Forcing a woman to endure a pregnancy against her will — a potential life that only she can bring to fulfilment — is not far off slavery. I cannot approve it. Most women have abortions sadly and soberly for very good reason, but it is also not the state’s business even if they have them casually or flippantly — up to a point.
Your statistic of 30-40% doesn’t surprise me. Sex is meant to cause conception, though we have a few primitive mechanisms to try to prevent it.
New technology brings new challenges. It is hard for a decent society to exist in a world in which in one room doctors struggle to save the life of a wanted baby born early and in another room they are disposing of a foetus deliberately destroyed.
I would restrict late abortions under most circumstances. I understand that that might put heavy burdens on some very young and vulnerable women (and girls). It might even be unconstitutional.
With you on the abortion issue (must be around the same age). I actually was going to get one when pregnant with my first child (1978) but opted out.
It’s an extremely difficult and sad decision to make, but it’s none of my business what another woman will be doing with her body. So hard to make younger women understand what those times were like. I was a member of the last high school class where girls were required to wear skirts to school. Doesn’t that seem so antiquated now?
I am always astonished at the sheer hypocrisy of a gray haired man ranting in congress about the evil of abortion. What’s needed is a lot more women in legislatures, or a way to make men pregnant.
Amen, sistah. I am totally with you… Yeah, Ann! Let the guys be pregnant! We’d get everyone to stop flapping their mouths about it once & for all!

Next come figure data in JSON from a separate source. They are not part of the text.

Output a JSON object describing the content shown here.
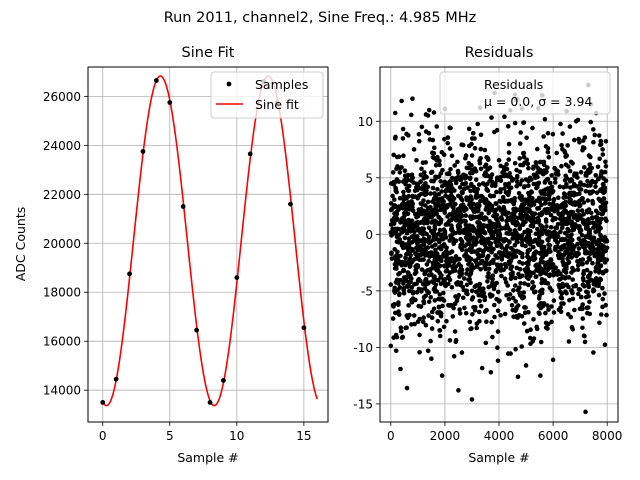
{
  "figure": {
    "title": "Run 2011, channel2, Sine Freq.: 4.985 MHz"
  },
  "chart_data": [
    {
      "type": "line",
      "title": "Sine Fit",
      "xlabel": "Sample #",
      "ylabel": "ADC Counts",
      "xlim": [
        -1.1,
        16.8
      ],
      "ylim": [
        12700,
        27200
      ],
      "xticks": [
        0,
        5,
        10,
        15
      ],
      "yticks": [
        14000,
        16000,
        18000,
        20000,
        22000,
        24000,
        26000
      ],
      "grid": true,
      "legend": {
        "position": "top-right",
        "entries": [
          "Samples",
          "Sine fit"
        ]
      },
      "series": [
        {
          "name": "Samples",
          "kind": "scatter",
          "color": "#000000",
          "x": [
            0,
            1,
            2,
            3,
            4,
            5,
            6,
            7,
            8,
            9,
            10,
            11,
            12,
            13,
            14,
            15
          ],
          "y": [
            13500,
            14450,
            18750,
            23750,
            26650,
            25750,
            21500,
            16450,
            13500,
            14400,
            18600,
            23650,
            26600,
            25750,
            21600,
            16550
          ]
        },
        {
          "name": "Sine fit",
          "kind": "line",
          "color": "#ff0000",
          "function": {
            "offset": 20100,
            "amplitude": 6730,
            "period": 8.04,
            "x_peak": 4.3,
            "x_range": [
              0,
              16
            ]
          }
        }
      ]
    },
    {
      "type": "scatter",
      "title": "Residuals",
      "xlabel": "Sample #",
      "ylabel": "",
      "xlim": [
        -400,
        8400
      ],
      "ylim": [
        -16.6,
        14.8
      ],
      "xticks": [
        0,
        2000,
        4000,
        6000,
        8000
      ],
      "yticks": [
        -15,
        -10,
        -5,
        0,
        5,
        10
      ],
      "grid": true,
      "legend": {
        "position": "top-right",
        "entries": [
          "Residuals",
          "μ = 0.0, σ = 3.94"
        ]
      },
      "series": [
        {
          "name": "Residuals",
          "color": "#000000",
          "distribution": {
            "count": 8000,
            "mean": 0.0,
            "std": 3.94,
            "x_range": [
              0,
              8000
            ]
          },
          "highlighted_points": [
            [
              7200,
              -15.7
            ],
            [
              3000,
              -14.6
            ],
            [
              2500,
              -13.8
            ],
            [
              600,
              -13.6
            ],
            [
              4700,
              -12.6
            ],
            [
              3700,
              -12.2
            ],
            [
              7300,
              13.2
            ],
            [
              5600,
              12.3
            ],
            [
              800,
              12.0
            ],
            [
              400,
              11.8
            ],
            [
              7400,
              11.5
            ],
            [
              2000,
              11.1
            ],
            [
              3300,
              11.2
            ],
            [
              6500,
              10.9
            ],
            [
              1300,
              10.6
            ],
            [
              4200,
              10.4
            ],
            [
              5000,
              -11.6
            ],
            [
              6000,
              -11.1
            ],
            [
              1500,
              -11.0
            ],
            [
              200,
              -10.3
            ]
          ]
        }
      ]
    }
  ]
}
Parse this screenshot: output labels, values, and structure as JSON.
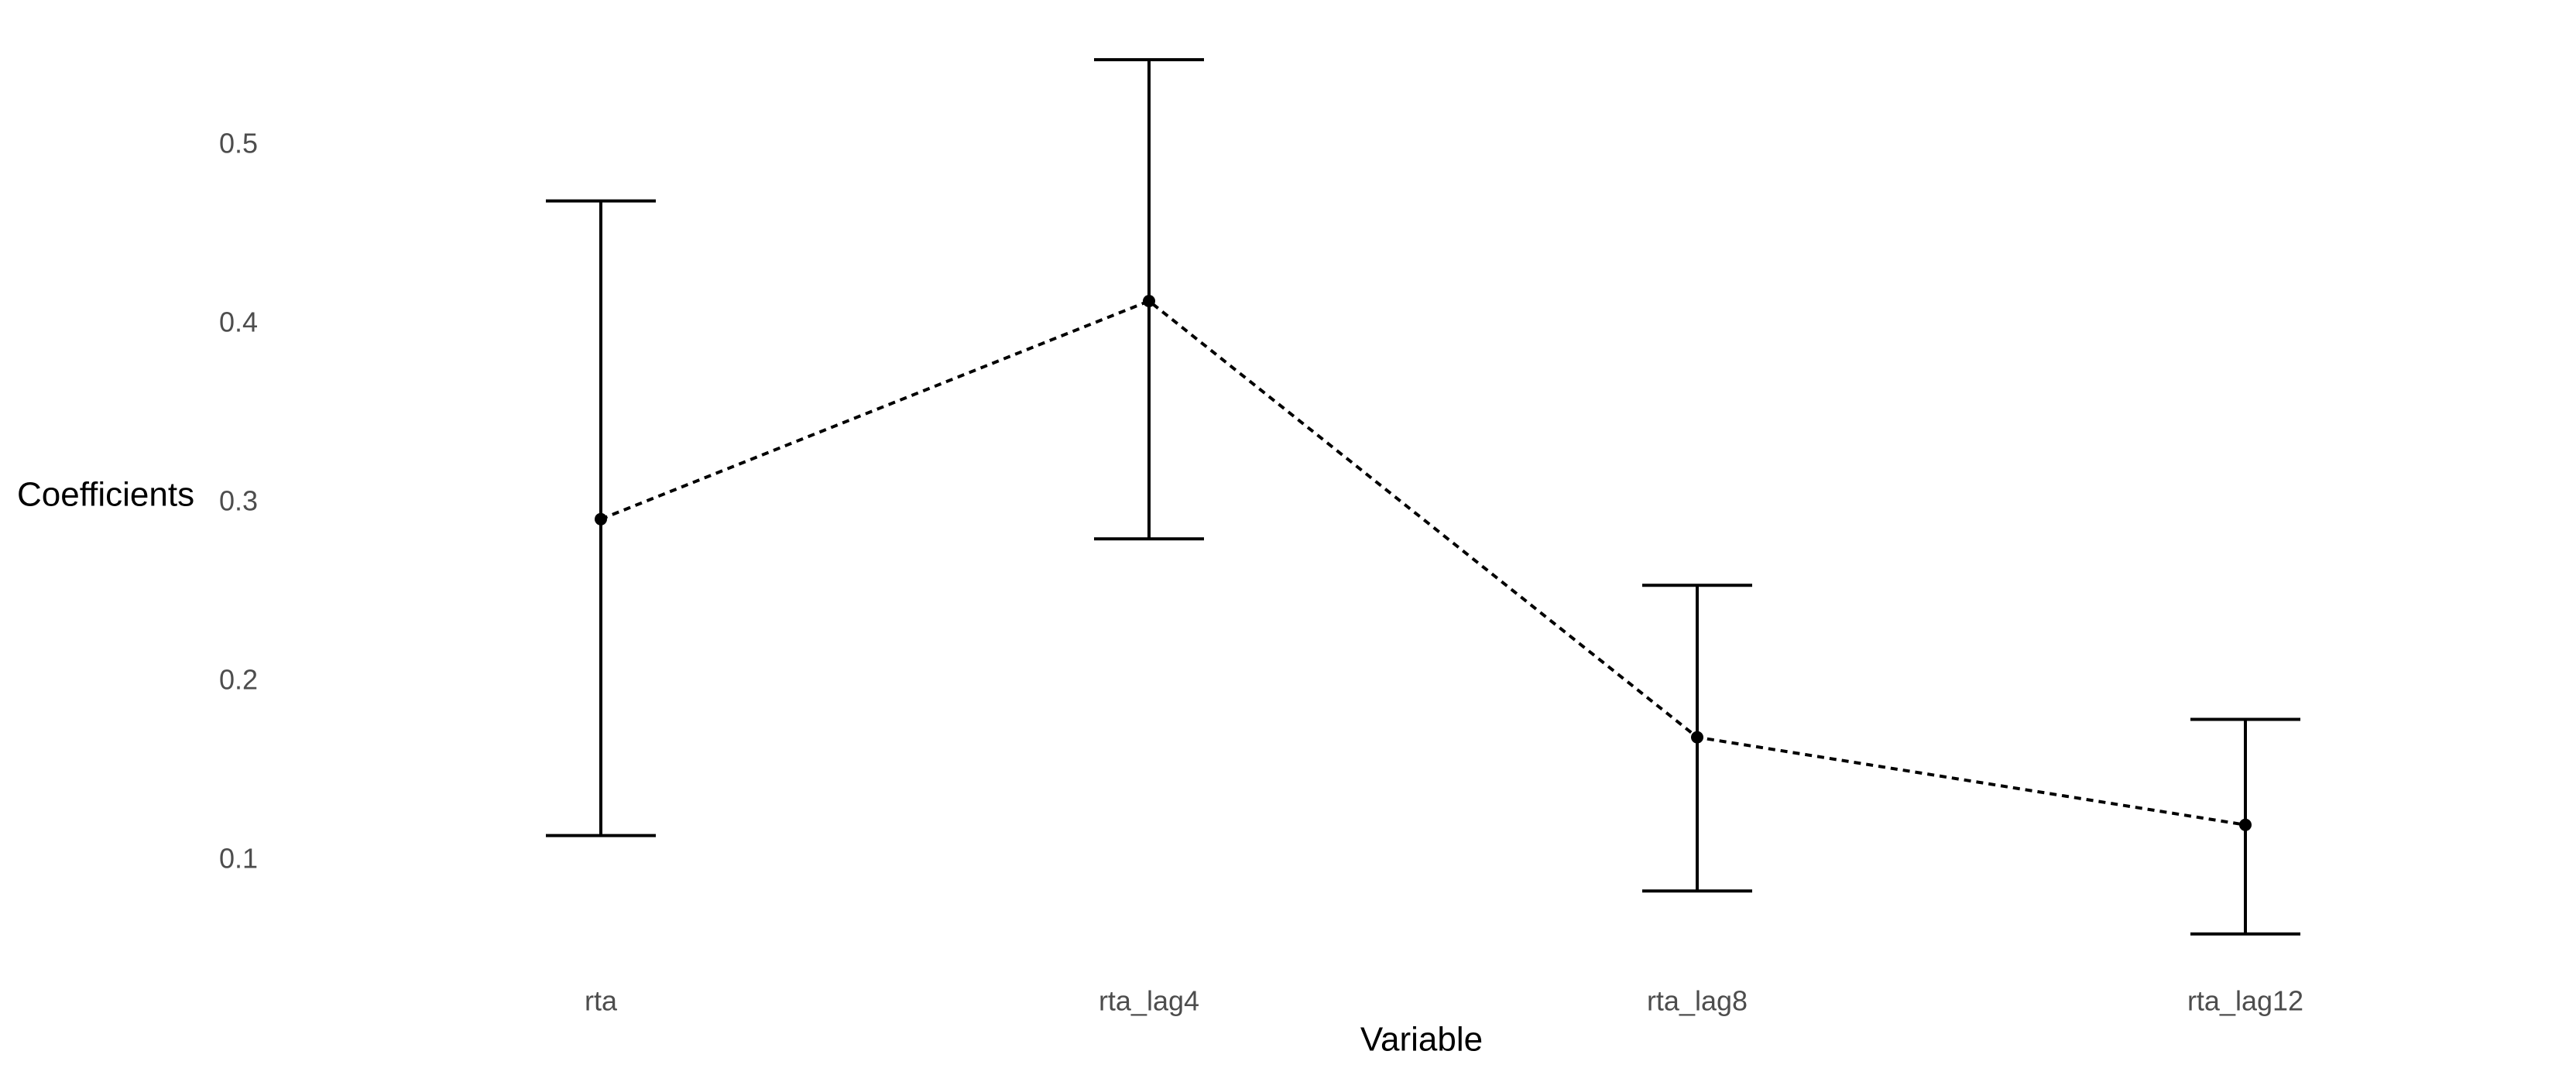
{
  "chart_data": {
    "type": "errorbar-line",
    "title": "",
    "xlabel": "Variable",
    "ylabel": "Coefficients",
    "categories": [
      "rta",
      "rta_lag4",
      "rta_lag8",
      "rta_lag12"
    ],
    "series": [
      {
        "values": [
          0.291,
          0.413,
          0.169,
          0.12
        ],
        "ci_low": [
          0.114,
          0.28,
          0.083,
          0.059
        ],
        "ci_high": [
          0.469,
          0.548,
          0.254,
          0.179
        ]
      }
    ],
    "y_ticks": [
      0.1,
      0.2,
      0.3,
      0.4,
      0.5
    ],
    "ylim": [
      0.04,
      0.56
    ],
    "grid": false,
    "legend": "none",
    "colors": {
      "line": "#000000",
      "errorbar": "#000000",
      "point": "#000000",
      "tick_text": "#4d4d4d"
    }
  }
}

This was a timely post for me. I am putting the finishing touches on an article I am writing about an art gallery that is being installed in the ground floor of the new Planned Parenthood facility in Sarasota. The building is in a neighborhood that mandates retail space at the ground floor, so PP agreed to design the facility with a ground floor store. After extensive discussions with the neighborhood association, PP donated the space to Ringling College of Art and Design so that their students and alumni would have a place to display and sell their artwork. When the pro-life organizations found out about the use, they instantly mounted opposition, using innuendo and misstatement of facts to make their case against the gallery and, by association, Planned Parenthood. In an interview, the head of a national opposition group told me that they had proof that PP’s sex education efforts are designed to encourage teens to become sexually active so they can sell their “sex related” products (birth control pills and condoms??). Although the gentleman in question promised to send me his “proof” I never received it. Like you, I am sick to death of the whole issue. It’s the law of the land – just get over it. If you don’t want an abortion, don’t have one. But don’t try to tell me what I can do with my body.